When 400-year-old tribal mummies inexplicably return to life and begin murdering tourists on an exotic alien island, the Doctor's urge to investigate lands himself, Jamie and Victoria in the middle of a jungle holocaust. Why are the usually peaceful natives reverting to long-forgotten head-hunting practices...?

Combat Rock is an odd choice of title. It would have suited last month's "past Doctor" novel, Ten Little Aliens, quite well, that book's particular "combat rock" being an asteroid-based army training ground. The relevance of the title of Mick Lewis' novel only really becomes clear on page 213.

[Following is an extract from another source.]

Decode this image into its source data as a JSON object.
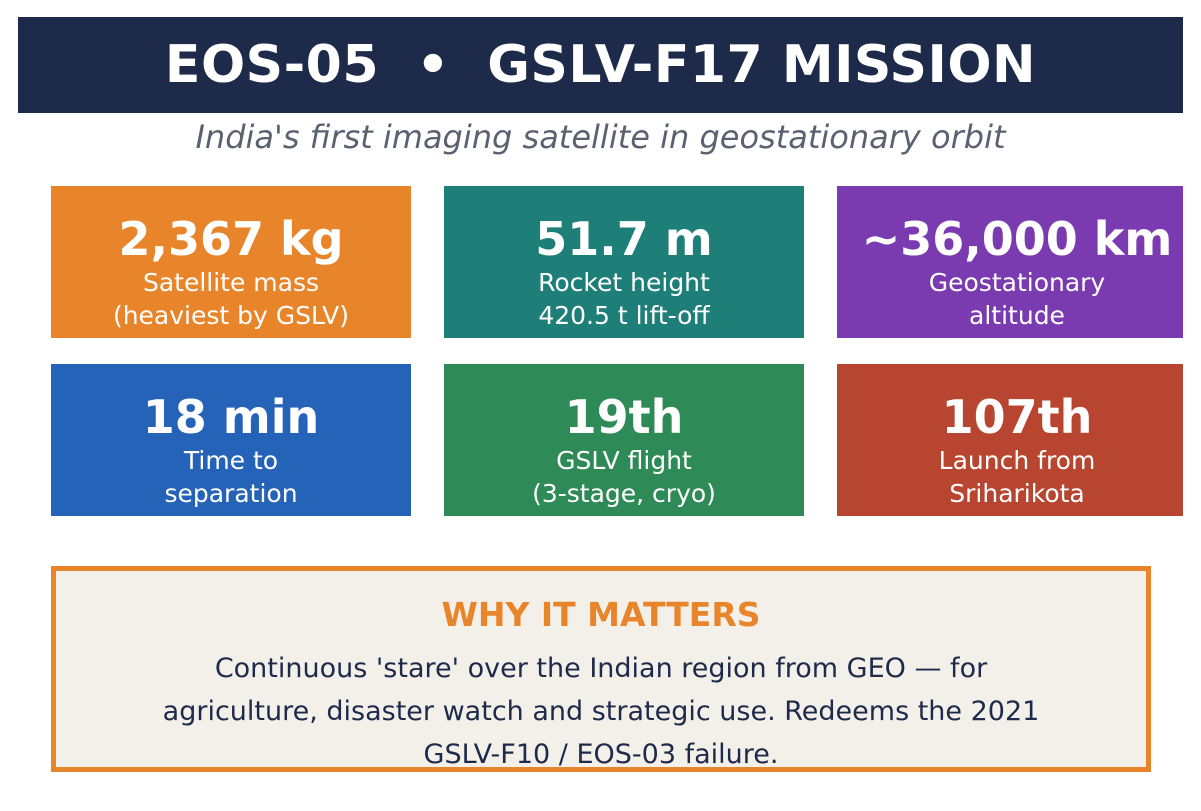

Title aside, this is an engrossing book. The setting, the planet Jenggel, may be alien, but the author's allusions to the subjugation of tribal cultures by more technologically advanced civilisations on our own world are plain for all to see. The Papul represent marginalised native Americans and rainforest tribes whose homes are threatened by deforestation, while the Indoni symbolise European colonists and their descendants, who simultaneously fear the "savage" races while seeking to exploit them. Prevalent phobias about such "primitive" societies and their natural environments are brought to the fore by Lewis, who includes reanimated mummies, cannibals and deadly jungle creatures - ranging from poisonous snakes to more outlandish beasts that would have fitted in well amongst the mutations of Skaro in The Daleks.

There are a lot of grim and gruesome goings-on in this novel, including deaths, dismemberment, prostitution, torture and a thoroughly unpleasant band of mercenaries, whose misogynistic leader is the worst of the bunch. The quaint trio that comprises the Second Doctor, Jamie and Victoria sometimes seems out of place within such a grisly narrative, although the inclusion of Victoria makes sense. It is entirely appropriate that she comes to question the righteousness of her own imperial upbringing as she witnesses some of the horrors perpetrated by the Indoni. The Doctor is also well characterised, given ample opportunity to utter panic-stricken Troughtonesque catch phrases such as "Oh, my giddy aunt!"

This tale is certainly not kid's stuff, but is nonetheless an entertaining rumble in the jungle.